Por unanimidade, a 3ª Câmara de Direito Público do Tribunal de Justiça do Maranhão invalidou um decreto de 2019 que desapropriava as terras dos últimos moradores da comunidade do Cajueiro, na capital São Luís. O local é alvo de um projeto de um megaporto para exportação de commodities.
Emitido no governo Flávio Dino, hoje ministro da Justiça e indicado ao Supremo Tribunal Federal (STF) pelo presidente Lula, o decreto havia sido questionado judicialmente, mas acabou validado por um juiz da Vara de Interesses Difusos e Coletivos da capital maranhense.
O mesmo magistrado emitiu uma ordem para remover os moradores, com “uso de força policial e arrombamento”, logo após a decisão da 3ª Câmara, mas seu ato foi igualmente derrubado pelo judiciário estadual. Um dos despejados seria o pescador aposentado João Germano, o Joca, de 90 anos.
“O decreto era uma ilegalidade que colocava a corda no pescoço do seu Jorge e de outras famílias, já removidas. Não se encontra no país um decreto semelhante que seja válido”, afirma o advogado Rafael Silva, consultor jurídico da Comissão Pastoral da Terra (CPT) no Maranhão.
Fontes civis avaliam que a decisão da 3ª Câmara pode extinguir processos para desapropriação na comunidade do Cajueiro, alvo de assédio judicial e violência desde 2014. À época, o território de posse coletiva foi comprado por empresas privadas para a construção de um porto, mostrou ((o))eco.

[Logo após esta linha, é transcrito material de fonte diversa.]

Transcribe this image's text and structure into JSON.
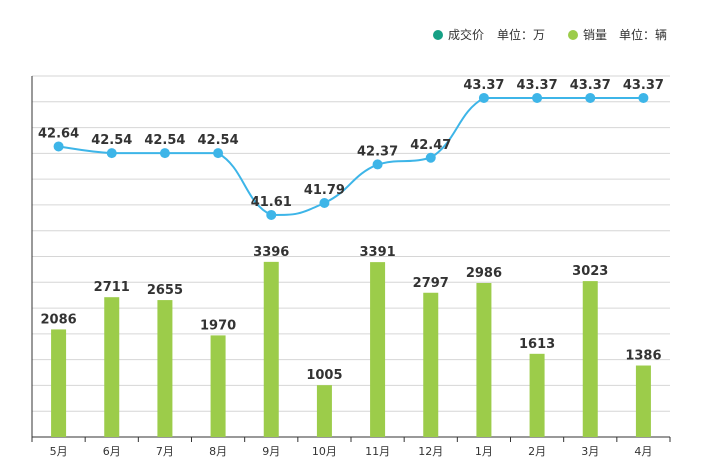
{
  "chart_data": {
    "type": "bar+line",
    "categories": [
      "5月",
      "6月",
      "7月",
      "8月",
      "9月",
      "10月",
      "11月",
      "12月",
      "1月",
      "2月",
      "3月",
      "4月"
    ],
    "series": [
      {
        "name": "成交价",
        "unit_label": "单位：万",
        "type": "line",
        "color": "#3db5e8",
        "legend_color": "#16a085",
        "values": [
          42.64,
          42.54,
          42.54,
          42.54,
          41.61,
          41.79,
          42.37,
          42.47,
          43.37,
          43.37,
          43.37,
          43.37
        ],
        "labels": [
          "42.64",
          "42.54",
          "42.54",
          "42.54",
          "41.61",
          "41.79",
          "42.37",
          "42.47",
          "43.37",
          "43.37",
          "43.37",
          "43.37"
        ],
        "ylim": [
          38.27,
          43.7
        ]
      },
      {
        "name": "销量",
        "unit_label": "单位：辆",
        "type": "bar",
        "color": "#9ccc4a",
        "legend_color": "#9ccc4a",
        "values": [
          2086,
          2711,
          2655,
          1970,
          3396,
          1005,
          3391,
          2797,
          2986,
          1613,
          3023,
          1386
        ],
        "labels": [
          "2086",
          "2711",
          "2655",
          "1970",
          "3396",
          "1005",
          "3391",
          "2797",
          "2986",
          "1613",
          "3023",
          "1386"
        ],
        "ylim": [
          0,
          7000
        ]
      }
    ],
    "grid": true,
    "legend_position": "top-right"
  }
}
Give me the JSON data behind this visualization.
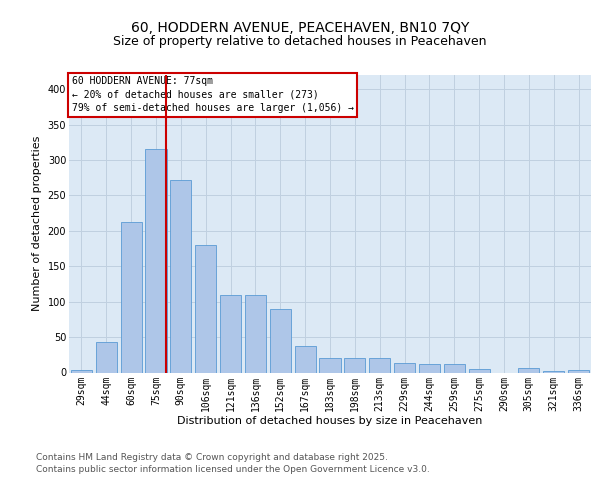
{
  "title_line1": "60, HODDERN AVENUE, PEACEHAVEN, BN10 7QY",
  "title_line2": "Size of property relative to detached houses in Peacehaven",
  "xlabel": "Distribution of detached houses by size in Peacehaven",
  "ylabel": "Number of detached properties",
  "categories": [
    "29sqm",
    "44sqm",
    "60sqm",
    "75sqm",
    "90sqm",
    "106sqm",
    "121sqm",
    "136sqm",
    "152sqm",
    "167sqm",
    "183sqm",
    "198sqm",
    "213sqm",
    "229sqm",
    "244sqm",
    "259sqm",
    "275sqm",
    "290sqm",
    "305sqm",
    "321sqm",
    "336sqm"
  ],
  "values": [
    4,
    43,
    212,
    315,
    272,
    180,
    110,
    110,
    90,
    38,
    20,
    21,
    21,
    14,
    12,
    12,
    5,
    0,
    6,
    2,
    3
  ],
  "bar_color": "#aec6e8",
  "bar_edge_color": "#5a9bd4",
  "vline_color": "#cc0000",
  "vline_position": 3.42,
  "annotation_text": "60 HODDERN AVENUE: 77sqm\n← 20% of detached houses are smaller (273)\n79% of semi-detached houses are larger (1,056) →",
  "annotation_box_color": "#ffffff",
  "annotation_box_edge": "#cc0000",
  "ylim": [
    0,
    420
  ],
  "yticks": [
    0,
    50,
    100,
    150,
    200,
    250,
    300,
    350,
    400
  ],
  "grid_color": "#c0d0e0",
  "background_color": "#dce9f5",
  "footer_line1": "Contains HM Land Registry data © Crown copyright and database right 2025.",
  "footer_line2": "Contains public sector information licensed under the Open Government Licence v3.0.",
  "title_fontsize": 10,
  "subtitle_fontsize": 9,
  "axis_label_fontsize": 8,
  "tick_fontsize": 7,
  "annotation_fontsize": 7,
  "footer_fontsize": 6.5
}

Sobre a aquisição pairavam suspeitas e investigações sobre supostos dribles na legislação estadual e federal e por grilagem de terras públicas onde as famílias haviam sido assentadas, revelou a reportagem especial Sitiados pelo progresso.
“A obra não pode iniciar sem solução para o impasse territorial”, diz Horácio Antunes, professor da Pós-graduação em Ciências Sociais da Universidade Federal do Maranhão (UFMA). “O Cajueiro e povoados vizinhos serão muito afetados pela construção e operação do porto”, afirma.
A empreitada era uma parceria da brasileira WPR – São Luís e da CCCC, sigla em Inglês para Empresa de Construção e Comunicações da China, mas que foi comprada em 2021 pelo Cosan, grupo brasileiro com negócios nas áreas de combustíveis, logística e energia.
Enquanto isso, as obras do porto para exportação de commodities como minério de ferro estariam paradas. “Não tem nada construído. É só desmatamento e devastação”, descreve o advogado Rafael Silva.
A Cosan não atendeu aos nossos pedidos de entrevista. Uma nota enviada por sua Assessoria de Imprensa comenta que o “processo judicial ainda está em curso e que serão adotadas todas medidas judiciais cabíveis. Importante ressaltar que o projeto segue seu curso normal, respeitando seu cronograma original, com avanços em projetos de engenharia e em iniciativas sociais para a comunidade envolvida”. Também afirmou que adotam “as melhores práticas ambientais, sociais e de governança na realização de seus investimentos como gestora de portfólio”.